Thursday, August 14, 2014

Review: "Turbulence" by Jia Pingwa


I will fully admit that I picked up the novel Turbulence by Chinese author Jia Pingwa, an author who I have never heard off strictly because the translator was Howard Goldblatt, the Notre Dame professor who has translated every book that Nobel Laureate Mo Yan has published in English. I love Mo Yan, and the fact that I read so much I have translators that I am fans with, but that love does not extend to Pingwa’s novel, which is dull and boring despite a good opening a few grisly scenes of violence. It is hard for me to actually picture anyone having any knowledge of this book, let alone wanting to read who isn’t majoring in any kind of facet of Chinese culture or if you are taking one of Mr. Goldblatt’s classes up north from where I live.

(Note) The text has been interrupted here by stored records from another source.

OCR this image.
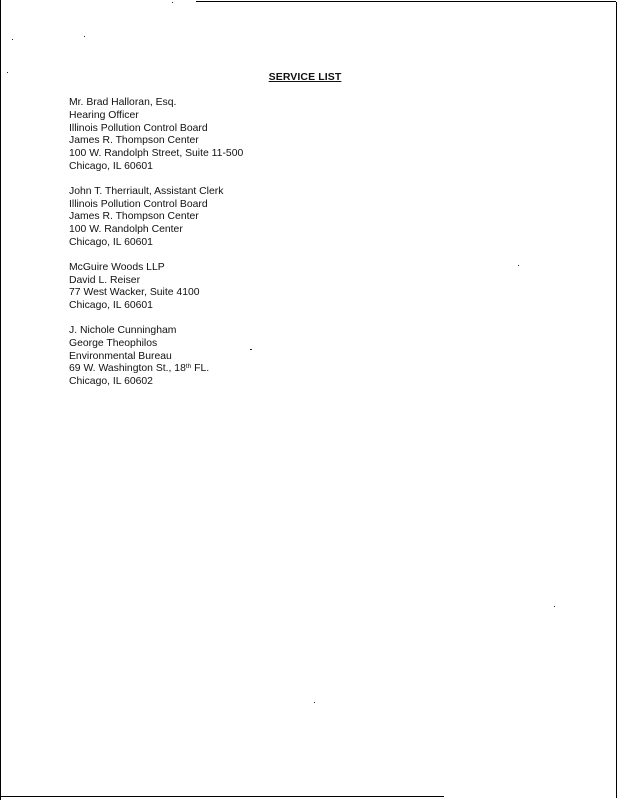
SERVICE LIST
Mr. Brad Halloran, Esq.
Hearing Officer
Illinois Pollution Control Board
James R. Thompson Center
100 W. Randolph Street, Suite 11-500
Chicago, IL 60601
John T. Therriault, Assistant Clerk
Illinois Pollution Control Board
James R. Thompson Center
100 W. Randolph Center
Chicago, IL 60601
McGuire Woods LLP
David L. Reiser
77 West Wacker, Suite 4100
Chicago, IL 60601
J. Nichole Cunningham
George Theophilos
Environmental Bureau
69 W. Washington St., 18th FL.
Chicago, IL 60602
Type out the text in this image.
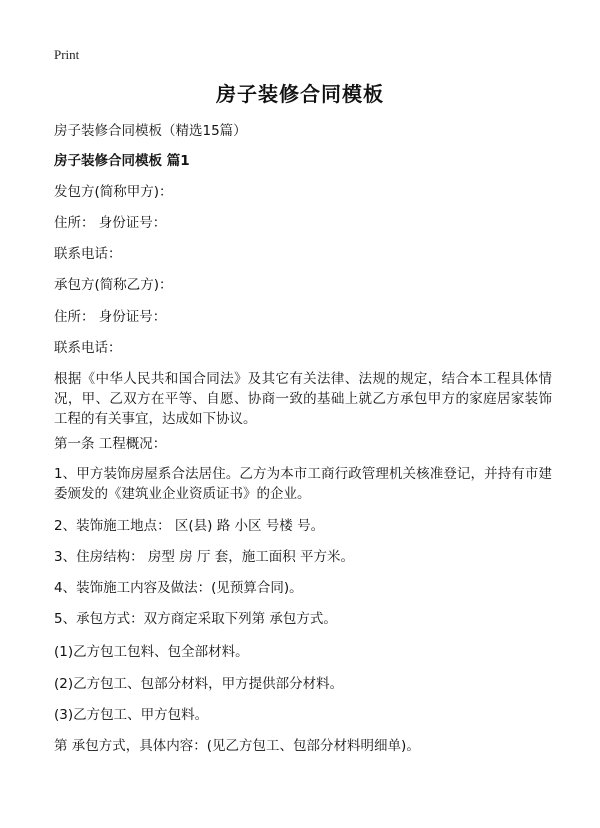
Print
房子装修合同模板
房子装修合同模板（精选15篇）
房子装修合同模板 篇1
发包方(简称甲方)：
住所： 身份证号：
联系电话：
承包方(简称乙方)：
住所： 身份证号：
联系电话：
根据《中华人民共和国合同法》及其它有关法律、法规的规定，结合本工程具体情况，甲、乙双方在平等、自愿、协商一致的基础上就乙方承包甲方的家庭居家装饰工程的有关事宜，达成如下协议。
第一条 工程概况：
1、甲方装饰房屋系合法居住。乙方为本市工商行政管理机关核准登记，并持有市建委颁发的《建筑业企业资质证书》的企业。
2、装饰施工地点： 区(县) 路 小区 号楼 号。
3、住房结构： 房型 房 厅 套，施工面积 平方米。
4、装饰施工内容及做法：(见预算合同)。
5、承包方式：双方商定采取下列第 承包方式。
(1)乙方包工包料、包全部材料。
(2)乙方包工、包部分材料，甲方提供部分材料。
(3)乙方包工、甲方包料。
第 承包方式，具体内容：(见乙方包工、包部分材料明细单)。
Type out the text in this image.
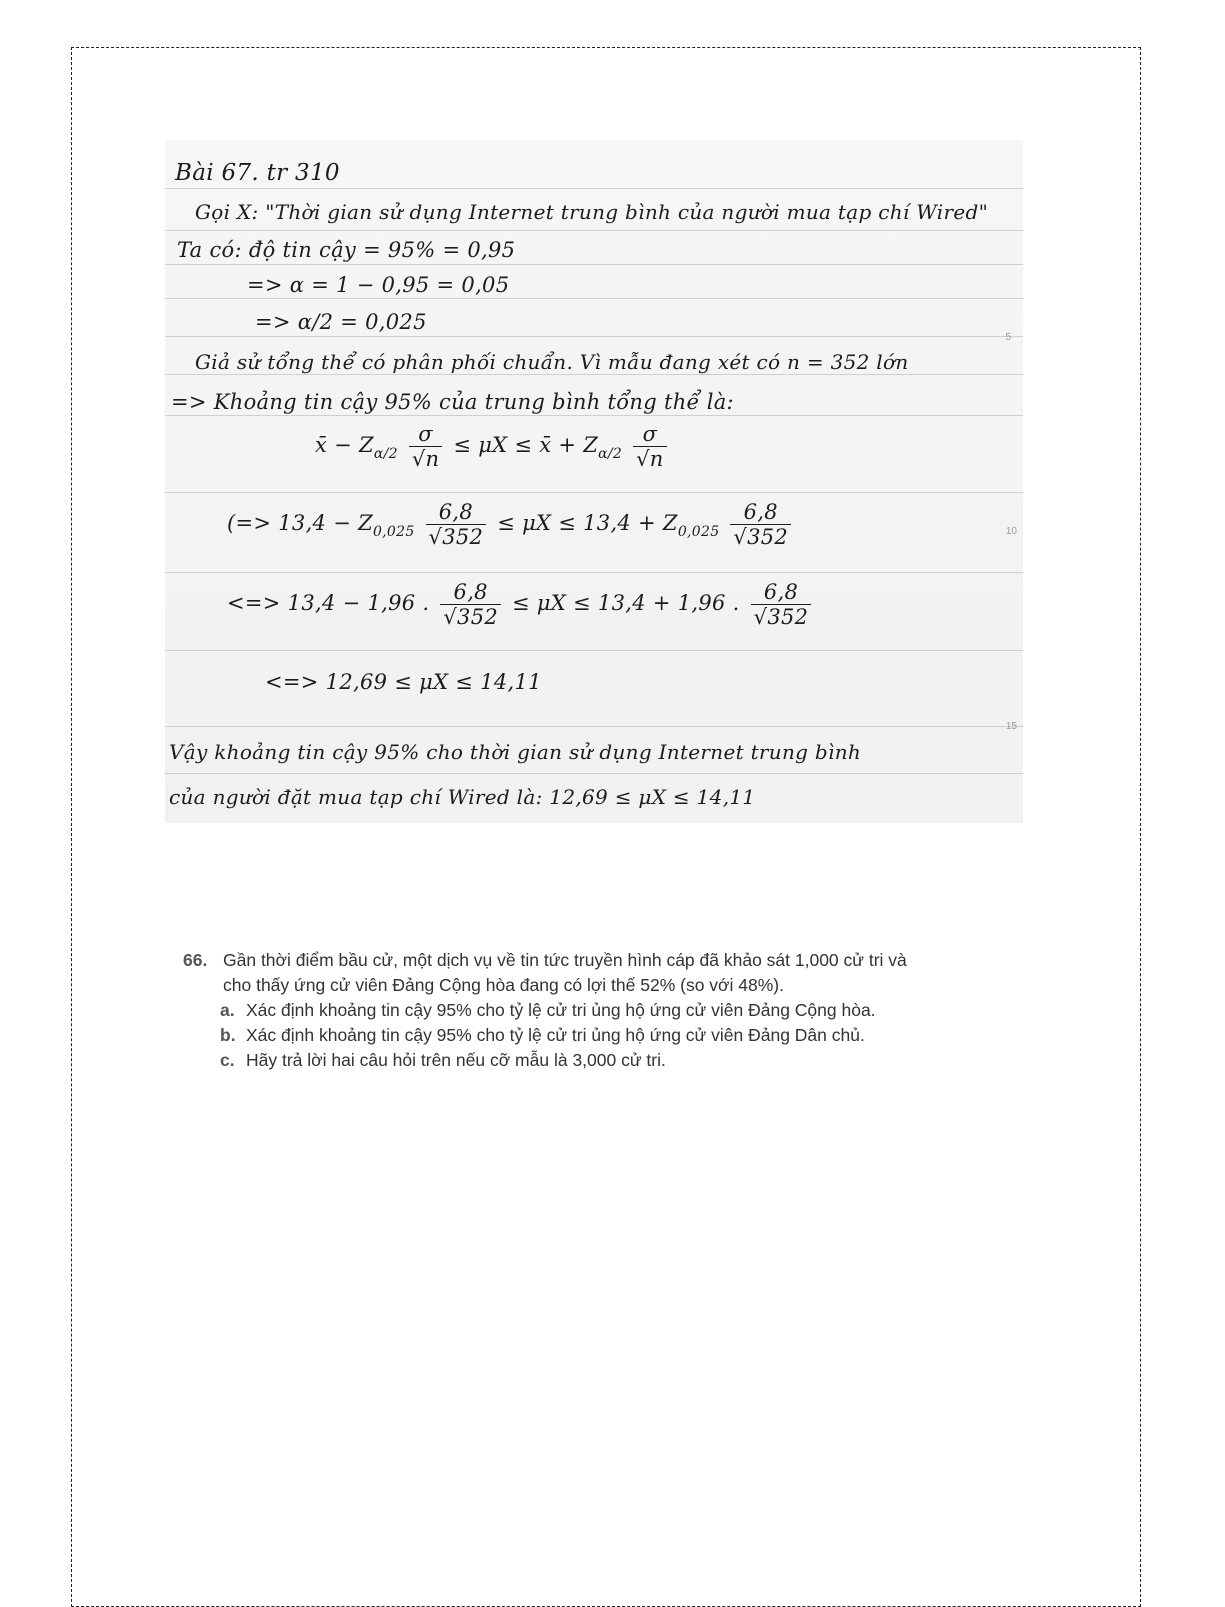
5
10
15
Bài 67. tr 310
Gọi X: "Thời gian sử dụng Internet trung bình của người mua tạp chí Wired"
Ta có: độ tin cậy = 95% = 0,95
=> α = 1 − 0,95 = 0,05
=> α/2 = 0,025
Giả sử tổng thể có phân phối chuẩn. Vì mẫu đang xét có n = 352 lớn
=> Khoảng tin cậy 95% của trung bình tổng thể là:
x̄ − $Z_{\alpha/2} \frac{\sigma}{√n} \le \mu X$ ≤ x̄ + $Z_{\alpha/2} \frac{\sigma}{√n}$
(=> $13,4 - Z_{0,025} \frac{6,8}{√352} \le \mu X \le 13,4 + Z_{0,025} \frac{6,8}{√352}$
<=> 13,4 − 1,96 . $\frac{6,8}{√352} \le \mu X \le 13,4 + 1,96$ . $\frac{6,8}{√352}$
<=> 12,69 ≤ μX ≤ 14,11
Vậy khoảng tin cậy 95% cho thời gian sử dụng Internet trung bình
của người đặt mua tạp chí Wired là: 12,69 ≤ μX ≤ 14,11
66. Gần thời điểm bầu cử, một dịch vụ về tin tức truyền hình cáp đã khảo sát 1,000 cử tri và
cho thấy ứng cử viên Đảng Cộng hòa đang có lợi thế 52% (so với 48%).
a. Xác định khoảng tin cậy 95% cho tỷ lệ cử tri ủng hộ ứng cử viên Đảng Cộng hòa.
b. Xác định khoảng tin cậy 95% cho tỷ lệ cử tri ủng hộ ứng cử viên Đảng Dân chủ.
c. Hãy trả lời hai câu hỏi trên nếu cỡ mẫu là 3,000 cử tri.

It has a cool beginning, where Golden Dog, one of the story’s two main narrators, shows up under mysterious circumstances at the bank of the Zhou River. There he meets an old man named Han, and a female named Water Girl, who is the other main focus of the novel. These two entities are stuck in the middle of a war between two clans who want to exploit the river and it’s resources. It sounds interesting, but after a daring rescue of one of the clan’s high ranking family members, it slowly becomes a drag to read, with too much history and not enough drama, with the kind of prose and paragraphs that can dry the mouths of even the most patient of readers. I found some of the passages pertaining to a suicide to be very jarring, with the description of rats eating the man’s toes and blood seeping through his socks to be very effective, but at 500 pages, it is hard to see anyone enjoying this book on even that level.